When it comes to adding a modern storage solution to the Commodore 64, you have a couple of options. Either buy the hideously good but rather expensive 1541 Ultimate (£120ish with a long lead time) or pluck for one of the many variations of the SD2IEC device (around £30-£50, cased or uncased). For those not in the know, the SD2IEC basically allows you to attach an SD card to the C64’s IEC serial interface. To the C64 this looks much like any other device, such as a 1541 floppy drive. Once the device is attached you can launch a special file browser which allows you to browse the various disk images on the C64 and pick one to load.
That’s the good news, now the bad news. Although the SD2IEC supports disk images it does not fully emulate a 1541. This means that some games with special fast loaders just won’t work. These are apparently few and far between, though I must admit I had mixed results trying out various images downloaded from the web.
Around 40% of these simply wouldn’t work due to lacking drive emulation. I may have been unlucky though and your mileage may be better than mine. However, there’s no need to spend ridiculous amounts of time trying out different game images from the web, since one of the official UK suppliers of the device – The Future was 8-bit – has made available on its hallowed pages a huge collection of games guaranteed to be compatible with the device. The collection includes pretty much everyone’s favorite C64 games – downloadable quickly as a large ZIP archive which you can then decompress onto the SD card. You can download it from here. Games that make it into the collection include Mayhem in Monsterland, Chuckie Egg, Monty On The Run, Auf Wiedersehen Monty, Dynamite Dan, The Untouchables, Batman and Outrun. In all there are over 1000 titles in the collection, making it highly likely it contains one you’re after. The site contains a wealth of useful information to help you get the SD2IEC up and running. I cannot recommend it enough for the tips and tricks alone.
Another issue with the SD2IEC is that it’s slow – as slow as a 1541 drive. You can however speed this up. The device is reportedly fully compatible with the JiffyDOS fast loader ROM along with a number of cartridge-based fast loader solutions – see the website for more details. I haven’t used any of these yet, but look out for a future review when I get a hold of a JiffyDOS ROM.
The final restriction is that the SD2IEC does not support tape images – it’s disk images only. The good news is that quite a few tapes have been dumped onto disk over the years, so there’s a good chance with a web hunt you’ll be able to find games on disk. The real problem titles are likely to be some of the UK budget games, but quite a lot of these have made their way to disk and, in fact, classic budget titles such as The Human Race are included in the collection.

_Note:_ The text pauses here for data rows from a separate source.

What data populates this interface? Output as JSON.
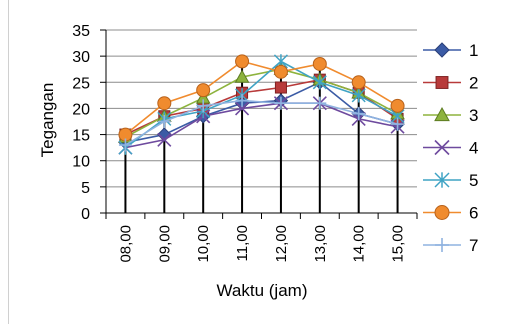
{
  "chart_data": {
    "type": "line",
    "title": "",
    "xlabel": "Waktu (jam)",
    "ylabel": "Tegangan",
    "ylim": [
      0,
      35
    ],
    "yticks": [
      0,
      5,
      10,
      15,
      20,
      25,
      30,
      35
    ],
    "grid": true,
    "legend_position": "right",
    "categories": [
      "08,00",
      "09,00",
      "10,00",
      "11,00",
      "12,00",
      "13,00",
      "14,00",
      "15,00"
    ],
    "series": [
      {
        "name": "1",
        "marker": "diamond",
        "color": "#3B5BA5",
        "values": [
          13.5,
          15.0,
          18.5,
          21.0,
          21.5,
          25.0,
          19.0,
          17.0
        ]
      },
      {
        "name": "2",
        "marker": "square",
        "color": "#B83A3A",
        "values": [
          15.0,
          18.5,
          20.0,
          23.0,
          24.0,
          25.5,
          23.0,
          18.0
        ]
      },
      {
        "name": "3",
        "marker": "triangle",
        "color": "#8DB33D",
        "values": [
          14.5,
          18.5,
          22.0,
          26.0,
          27.5,
          25.5,
          23.0,
          19.0
        ]
      },
      {
        "name": "4",
        "marker": "x",
        "color": "#6E4A9E",
        "values": [
          12.5,
          14.0,
          18.5,
          20.0,
          21.0,
          21.0,
          18.0,
          16.5
        ]
      },
      {
        "name": "5",
        "marker": "star",
        "color": "#3FA3C4",
        "values": [
          12.5,
          18.0,
          19.5,
          22.5,
          29.0,
          25.0,
          22.5,
          18.5
        ]
      },
      {
        "name": "6",
        "marker": "circle",
        "color": "#F08B2E",
        "values": [
          15.0,
          21.0,
          23.5,
          29.0,
          27.0,
          28.5,
          25.0,
          20.5
        ]
      },
      {
        "name": "7",
        "marker": "plus",
        "color": "#8FB3E0",
        "values": [
          13.0,
          17.5,
          20.5,
          21.5,
          21.0,
          21.0,
          19.0,
          17.0
        ]
      }
    ]
  }
}
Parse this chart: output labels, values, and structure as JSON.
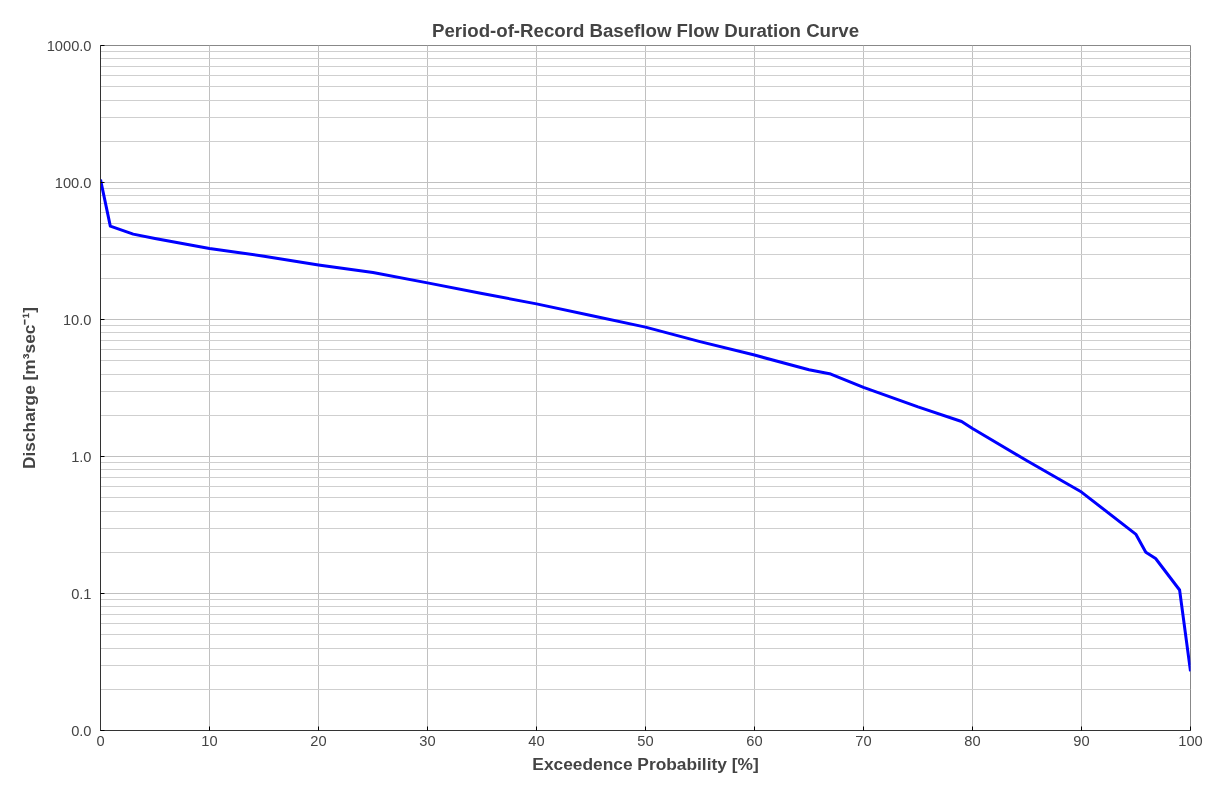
{
  "chart_data": {
    "type": "line",
    "title": "Period-of-Record Baseflow Flow Duration Curve",
    "xlabel": "Exceedence Probability [%]",
    "ylabel": "Discharge [m³sec⁻¹]",
    "log": "y",
    "grid": true,
    "marker": "none",
    "line_style": "solid",
    "xlim": [
      0,
      100
    ],
    "xticks": [
      0,
      10,
      20,
      30,
      40,
      50,
      60,
      70,
      80,
      90,
      100
    ],
    "ylim": [
      0.01,
      1000
    ],
    "yticks": [
      {
        "value": 0.01,
        "label": "0.0"
      },
      0.1,
      {
        "value": 1,
        "label": "1.0"
      },
      {
        "value": 10,
        "label": "10.0"
      },
      {
        "value": 100,
        "label": "100.0"
      },
      {
        "value": 1000,
        "label": "1000.0"
      }
    ],
    "x": [
      0,
      0.9,
      3,
      5,
      10,
      15,
      20,
      25,
      30,
      35,
      40,
      45,
      50,
      55,
      60,
      65,
      67,
      70,
      75,
      79,
      80,
      85,
      90,
      95,
      95.9,
      96.8,
      99,
      100
    ],
    "series": [
      {
        "color": "#0000ff",
        "values": [
          105,
          48,
          42,
          39,
          33,
          29,
          25,
          22,
          18.5,
          15.5,
          13,
          10.7,
          8.8,
          6.9,
          5.5,
          4.3,
          4,
          3.2,
          2.3,
          1.8,
          1.6,
          0.93,
          0.55,
          0.27,
          0.2,
          0.18,
          0.106,
          0.027
        ]
      }
    ]
  }
}
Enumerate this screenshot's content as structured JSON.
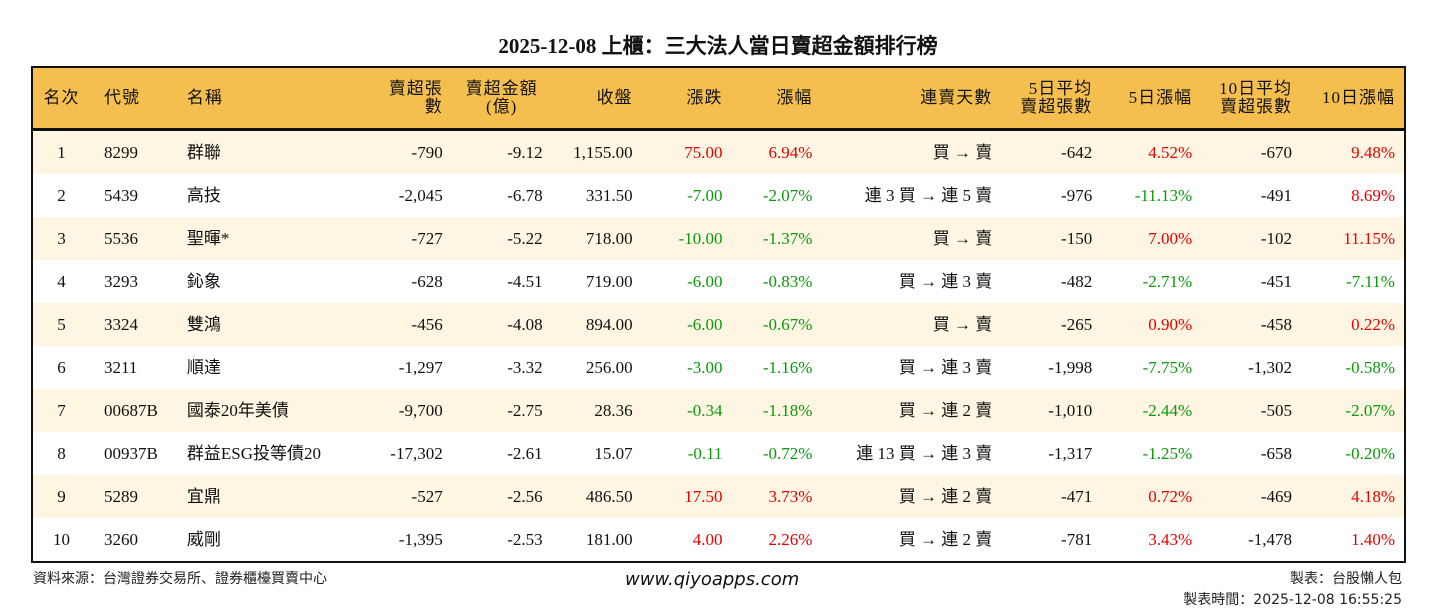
{
  "title": "2025-12-08 上櫃：三大法人當日賣超金額排行榜",
  "colors": {
    "header_bg": "#F5BF4F",
    "odd_row_bg": "#FEF5E2",
    "up": "#E60000",
    "down": "#0A9A0A"
  },
  "headers": [
    "名次",
    "代號",
    "名稱",
    "賣超張數",
    "賣超金額\n(億)",
    "收盤",
    "漲跌",
    "漲幅",
    "連賣天數",
    "5日平均\n賣超張數",
    "5日漲幅",
    "10日平均\n賣超張數",
    "10日漲幅"
  ],
  "rows": [
    [
      "1",
      "8299",
      "群聯",
      "-790",
      "-9.12",
      "1,155.00",
      "75.00",
      "6.94%",
      "買 → 賣",
      "-642",
      "4.52%",
      "-670",
      "9.48%"
    ],
    [
      "2",
      "5439",
      "高技",
      "-2,045",
      "-6.78",
      "331.50",
      "-7.00",
      "-2.07%",
      "連 3 買 → 連 5 賣",
      "-976",
      "-11.13%",
      "-491",
      "8.69%"
    ],
    [
      "3",
      "5536",
      "聖暉*",
      "-727",
      "-5.22",
      "718.00",
      "-10.00",
      "-1.37%",
      "買 → 賣",
      "-150",
      "7.00%",
      "-102",
      "11.15%"
    ],
    [
      "4",
      "3293",
      "鈊象",
      "-628",
      "-4.51",
      "719.00",
      "-6.00",
      "-0.83%",
      "買 → 連 3 賣",
      "-482",
      "-2.71%",
      "-451",
      "-7.11%"
    ],
    [
      "5",
      "3324",
      "雙鴻",
      "-456",
      "-4.08",
      "894.00",
      "-6.00",
      "-0.67%",
      "買 → 賣",
      "-265",
      "0.90%",
      "-458",
      "0.22%"
    ],
    [
      "6",
      "3211",
      "順達",
      "-1,297",
      "-3.32",
      "256.00",
      "-3.00",
      "-1.16%",
      "買 → 連 3 賣",
      "-1,998",
      "-7.75%",
      "-1,302",
      "-0.58%"
    ],
    [
      "7",
      "00687B",
      "國泰20年美債",
      "-9,700",
      "-2.75",
      "28.36",
      "-0.34",
      "-1.18%",
      "買 → 連 2 賣",
      "-1,010",
      "-2.44%",
      "-505",
      "-2.07%"
    ],
    [
      "8",
      "00937B",
      "群益ESG投等債20",
      "-17,302",
      "-2.61",
      "15.07",
      "-0.11",
      "-0.72%",
      "連 13 買 → 連 3 賣",
      "-1,317",
      "-1.25%",
      "-658",
      "-0.20%"
    ],
    [
      "9",
      "5289",
      "宜鼎",
      "-527",
      "-2.56",
      "486.50",
      "17.50",
      "3.73%",
      "買 → 連 2 賣",
      "-471",
      "0.72%",
      "-469",
      "4.18%"
    ],
    [
      "10",
      "3260",
      "威剛",
      "-1,395",
      "-2.53",
      "181.00",
      "4.00",
      "2.26%",
      "買 → 連 2 賣",
      "-781",
      "3.43%",
      "-1,478",
      "1.40%"
    ]
  ],
  "footer": {
    "source": "資料來源：台灣證券交易所、證券櫃檯買賣中心",
    "site": "www.qiyoapps.com",
    "author": "製表：台股懶人包",
    "time": "製表時間：2025-12-08 16:55:25"
  }
}
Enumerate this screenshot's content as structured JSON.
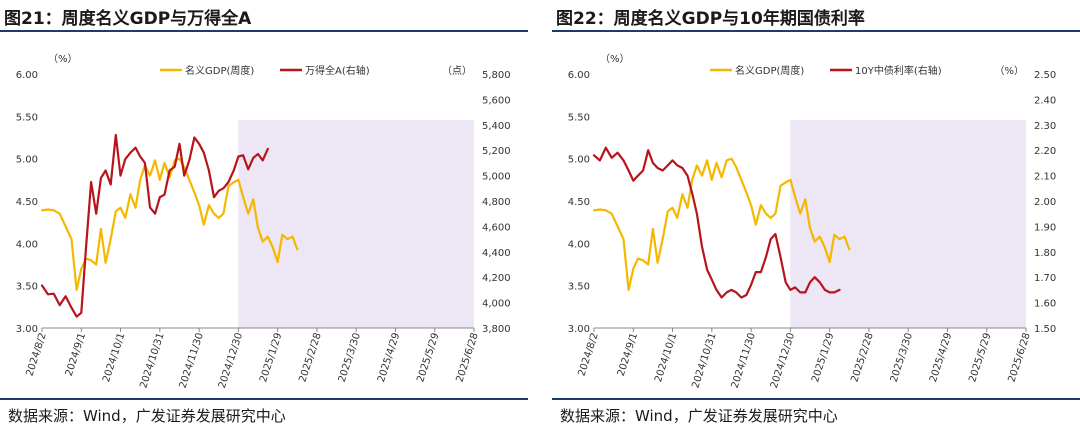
{
  "chart_data": [
    {
      "type": "line",
      "title": "图21：周度名义GDP与万得全A",
      "source": "数据来源：Wind，广发证券发展研究中心",
      "left_unit": "（%）",
      "right_unit": "（点）",
      "left_axis": {
        "min": 3.0,
        "max": 6.0,
        "ticks": [
          "3.00",
          "3.50",
          "4.00",
          "4.50",
          "5.00",
          "5.50",
          "6.00"
        ]
      },
      "right_axis": {
        "min": 3800,
        "max": 5800,
        "ticks": [
          "3,800",
          "4,000",
          "4,200",
          "4,400",
          "4,600",
          "4,800",
          "5,000",
          "5,200",
          "5,400",
          "5,600",
          "5,800"
        ]
      },
      "x_ticks": [
        "2024/8/2",
        "2024/9/1",
        "2024/10/1",
        "2024/10/31",
        "2024/11/30",
        "2024/12/30",
        "2025/1/29",
        "2025/2/28",
        "2025/3/30",
        "2025/4/29",
        "2025/5/29",
        "2025/6/28"
      ],
      "shade_from_index": 5,
      "series": [
        {
          "name": "名义GDP(周度)",
          "axis": "left",
          "color": "#f5b800",
          "points": [
            [
              0,
              4.39
            ],
            [
              0.15,
              4.4
            ],
            [
              0.3,
              4.39
            ],
            [
              0.45,
              4.35
            ],
            [
              0.6,
              4.2
            ],
            [
              0.75,
              4.05
            ],
            [
              0.88,
              3.45
            ],
            [
              1.0,
              3.7
            ],
            [
              1.12,
              3.82
            ],
            [
              1.25,
              3.8
            ],
            [
              1.38,
              3.75
            ],
            [
              1.5,
              4.17
            ],
            [
              1.62,
              3.77
            ],
            [
              1.75,
              4.05
            ],
            [
              1.88,
              4.38
            ],
            [
              2.0,
              4.42
            ],
            [
              2.12,
              4.3
            ],
            [
              2.25,
              4.58
            ],
            [
              2.38,
              4.42
            ],
            [
              2.5,
              4.75
            ],
            [
              2.62,
              4.92
            ],
            [
              2.75,
              4.8
            ],
            [
              2.88,
              4.98
            ],
            [
              3.0,
              4.75
            ],
            [
              3.12,
              4.95
            ],
            [
              3.25,
              4.78
            ],
            [
              3.38,
              4.98
            ],
            [
              3.5,
              5.0
            ],
            [
              3.62,
              4.9
            ],
            [
              3.75,
              4.75
            ],
            [
              3.88,
              4.6
            ],
            [
              4.0,
              4.45
            ],
            [
              4.12,
              4.22
            ],
            [
              4.25,
              4.45
            ],
            [
              4.38,
              4.35
            ],
            [
              4.5,
              4.3
            ],
            [
              4.62,
              4.35
            ],
            [
              4.75,
              4.68
            ],
            [
              4.88,
              4.72
            ],
            [
              5.0,
              4.75
            ],
            [
              5.12,
              4.55
            ],
            [
              5.25,
              4.35
            ],
            [
              5.38,
              4.52
            ],
            [
              5.5,
              4.18
            ],
            [
              5.62,
              4.02
            ],
            [
              5.75,
              4.08
            ],
            [
              5.88,
              3.95
            ],
            [
              6.0,
              3.78
            ],
            [
              6.12,
              4.1
            ],
            [
              6.25,
              4.05
            ],
            [
              6.38,
              4.08
            ],
            [
              6.5,
              3.93
            ]
          ]
        },
        {
          "name": "万得全A(右轴)",
          "axis": "right",
          "color": "#b8141c",
          "points": [
            [
              0,
              4135
            ],
            [
              0.15,
              4065
            ],
            [
              0.3,
              4070
            ],
            [
              0.45,
              3980
            ],
            [
              0.6,
              4050
            ],
            [
              0.75,
              3960
            ],
            [
              0.88,
              3890
            ],
            [
              1.0,
              3920
            ],
            [
              1.12,
              4430
            ],
            [
              1.25,
              4950
            ],
            [
              1.38,
              4700
            ],
            [
              1.5,
              4980
            ],
            [
              1.62,
              5040
            ],
            [
              1.75,
              4930
            ],
            [
              1.88,
              5320
            ],
            [
              2.0,
              5000
            ],
            [
              2.12,
              5130
            ],
            [
              2.25,
              5180
            ],
            [
              2.38,
              5220
            ],
            [
              2.5,
              5150
            ],
            [
              2.62,
              5100
            ],
            [
              2.75,
              4750
            ],
            [
              2.88,
              4700
            ],
            [
              3.0,
              4830
            ],
            [
              3.12,
              4850
            ],
            [
              3.25,
              5040
            ],
            [
              3.38,
              5070
            ],
            [
              3.5,
              5250
            ],
            [
              3.62,
              5000
            ],
            [
              3.75,
              5120
            ],
            [
              3.88,
              5300
            ],
            [
              4.0,
              5250
            ],
            [
              4.12,
              5180
            ],
            [
              4.25,
              5040
            ],
            [
              4.38,
              4830
            ],
            [
              4.5,
              4880
            ],
            [
              4.62,
              4900
            ],
            [
              4.75,
              4950
            ],
            [
              4.88,
              5040
            ],
            [
              5.0,
              5150
            ],
            [
              5.12,
              5160
            ],
            [
              5.25,
              5050
            ],
            [
              5.38,
              5140
            ],
            [
              5.5,
              5170
            ],
            [
              5.62,
              5120
            ],
            [
              5.75,
              5210
            ]
          ]
        }
      ]
    },
    {
      "type": "line",
      "title": "图22：周度名义GDP与10年期国债利率",
      "source": "数据来源：Wind，广发证券发展研究中心",
      "left_unit": "（%）",
      "right_unit": "（%）",
      "left_axis": {
        "min": 3.0,
        "max": 6.0,
        "ticks": [
          "3.00",
          "3.50",
          "4.00",
          "4.50",
          "5.00",
          "5.50",
          "6.00"
        ]
      },
      "right_axis": {
        "min": 1.5,
        "max": 2.5,
        "ticks": [
          "1.50",
          "1.60",
          "1.70",
          "1.80",
          "1.90",
          "2.00",
          "2.10",
          "2.20",
          "2.30",
          "2.40",
          "2.50"
        ]
      },
      "x_ticks": [
        "2024/8/2",
        "2024/9/1",
        "2024/10/1",
        "2024/10/31",
        "2024/11/30",
        "2024/12/30",
        "2025/1/29",
        "2025/2/28",
        "2025/3/30",
        "2025/4/29",
        "2025/5/29",
        "2025/6/28"
      ],
      "shade_from_index": 5,
      "series": [
        {
          "name": "名义GDP(周度)",
          "axis": "left",
          "color": "#f5b800",
          "points": [
            [
              0,
              4.39
            ],
            [
              0.15,
              4.4
            ],
            [
              0.3,
              4.39
            ],
            [
              0.45,
              4.35
            ],
            [
              0.6,
              4.2
            ],
            [
              0.75,
              4.05
            ],
            [
              0.88,
              3.45
            ],
            [
              1.0,
              3.7
            ],
            [
              1.12,
              3.82
            ],
            [
              1.25,
              3.8
            ],
            [
              1.38,
              3.75
            ],
            [
              1.5,
              4.17
            ],
            [
              1.62,
              3.77
            ],
            [
              1.75,
              4.05
            ],
            [
              1.88,
              4.38
            ],
            [
              2.0,
              4.42
            ],
            [
              2.12,
              4.3
            ],
            [
              2.25,
              4.58
            ],
            [
              2.38,
              4.42
            ],
            [
              2.5,
              4.75
            ],
            [
              2.62,
              4.92
            ],
            [
              2.75,
              4.8
            ],
            [
              2.88,
              4.98
            ],
            [
              3.0,
              4.75
            ],
            [
              3.12,
              4.95
            ],
            [
              3.25,
              4.78
            ],
            [
              3.38,
              4.98
            ],
            [
              3.5,
              5.0
            ],
            [
              3.62,
              4.9
            ],
            [
              3.75,
              4.75
            ],
            [
              3.88,
              4.6
            ],
            [
              4.0,
              4.45
            ],
            [
              4.12,
              4.22
            ],
            [
              4.25,
              4.45
            ],
            [
              4.38,
              4.35
            ],
            [
              4.5,
              4.3
            ],
            [
              4.62,
              4.35
            ],
            [
              4.75,
              4.68
            ],
            [
              4.88,
              4.72
            ],
            [
              5.0,
              4.75
            ],
            [
              5.12,
              4.55
            ],
            [
              5.25,
              4.35
            ],
            [
              5.38,
              4.52
            ],
            [
              5.5,
              4.18
            ],
            [
              5.62,
              4.02
            ],
            [
              5.75,
              4.08
            ],
            [
              5.88,
              3.95
            ],
            [
              6.0,
              3.78
            ],
            [
              6.12,
              4.1
            ],
            [
              6.25,
              4.05
            ],
            [
              6.38,
              4.08
            ],
            [
              6.5,
              3.93
            ]
          ]
        },
        {
          "name": "10Y中债利率(右轴)",
          "axis": "right",
          "color": "#b8141c",
          "points": [
            [
              0,
              2.18
            ],
            [
              0.15,
              2.16
            ],
            [
              0.3,
              2.21
            ],
            [
              0.45,
              2.17
            ],
            [
              0.6,
              2.19
            ],
            [
              0.75,
              2.16
            ],
            [
              0.88,
              2.12
            ],
            [
              1.0,
              2.08
            ],
            [
              1.12,
              2.1
            ],
            [
              1.25,
              2.12
            ],
            [
              1.38,
              2.2
            ],
            [
              1.5,
              2.15
            ],
            [
              1.62,
              2.13
            ],
            [
              1.75,
              2.12
            ],
            [
              1.88,
              2.14
            ],
            [
              2.0,
              2.16
            ],
            [
              2.12,
              2.14
            ],
            [
              2.25,
              2.13
            ],
            [
              2.38,
              2.1
            ],
            [
              2.5,
              2.03
            ],
            [
              2.62,
              1.95
            ],
            [
              2.75,
              1.82
            ],
            [
              2.88,
              1.73
            ],
            [
              3.0,
              1.69
            ],
            [
              3.12,
              1.65
            ],
            [
              3.25,
              1.62
            ],
            [
              3.38,
              1.64
            ],
            [
              3.5,
              1.65
            ],
            [
              3.62,
              1.64
            ],
            [
              3.75,
              1.62
            ],
            [
              3.88,
              1.63
            ],
            [
              4.0,
              1.67
            ],
            [
              4.12,
              1.72
            ],
            [
              4.25,
              1.72
            ],
            [
              4.38,
              1.78
            ],
            [
              4.5,
              1.85
            ],
            [
              4.62,
              1.87
            ],
            [
              4.75,
              1.78
            ],
            [
              4.88,
              1.68
            ],
            [
              5.0,
              1.65
            ],
            [
              5.12,
              1.66
            ],
            [
              5.25,
              1.64
            ],
            [
              5.38,
              1.64
            ],
            [
              5.5,
              1.68
            ],
            [
              5.62,
              1.7
            ],
            [
              5.75,
              1.68
            ],
            [
              5.88,
              1.65
            ],
            [
              6.0,
              1.64
            ],
            [
              6.12,
              1.64
            ],
            [
              6.25,
              1.65
            ]
          ]
        }
      ]
    }
  ]
}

Hooking up the device to the C64 is very easy. It comes with two plugs, one that fits to the tape adapter (it is from here that the device draws its power) and a six-pin din that plugs into the IEC serial port (commonly known as the disk-drive interface). From there you can access it just like you would a real 1541 drive. To load the File Browser software for example you’d type ‘LOAD “FB”,8,1′. Once the program has loaded, simply type ‘RUN’ to launch the File Browser interface. From there you can pick your game.
For games that come on more than one disk, the device has a disk swap switch that can be pressed. This automatically loads in the second disk, which is configured by a special file in the game’s directory. Full details are available on The Future was 8-bit. This isn’t something I’ve tried yet since most of my favorite games happily fit on one disk, but it’s a really nice feature to have for those multi-load games.
The device can be bought either cased or uncased. The cased version should suit most people, with only those wishing to install the device inside their C64 or build their own case needing to buy the uncased version – which also requires you to install your own disk swap switch. I bought the uncased version since I plan to integrate it inside one of my C64s in the near future. The cased version has a number of designs, including one that looks like a tiny version of the 1541 floppy drive!
In operation, the SD2IEC has two LEDs to indicate status. A green LED shows disk activity – as long as it’s lit, a program is loading into the C64. The second red LED flashes whenever there’s a disk load error. When this happens it’s likely that there’s some incompatibility between the disk image you’ve chosen and the SD2IEC’s emulated 1541. Your only recourse is to find a different disk image to try.
Sure the SD2IEC has a few restrictions, which are not present on the 1541 Ultimate system, but it’s less than a half the price and for that reason alone it’s extremely good value for money. So if you have a C64 and don’t have the room to keep all the games, want to play games only available on the net, or simply like the idea of a neat little device housing all of your favorite titles, then why not give the SD2IEC a go – you won’t regret it.
The SD2IEC is available from a number of places. NKC Electronics supply US customers, while The Future was 8 Bit supply the UK. Cost of the UK version is £30 uncased or £44.99 cased (currently there’s a sale on). Both companies ship internationally for an additional cost. Note an SD card is not included with the SD2IEC package and this will need to be ordered separately.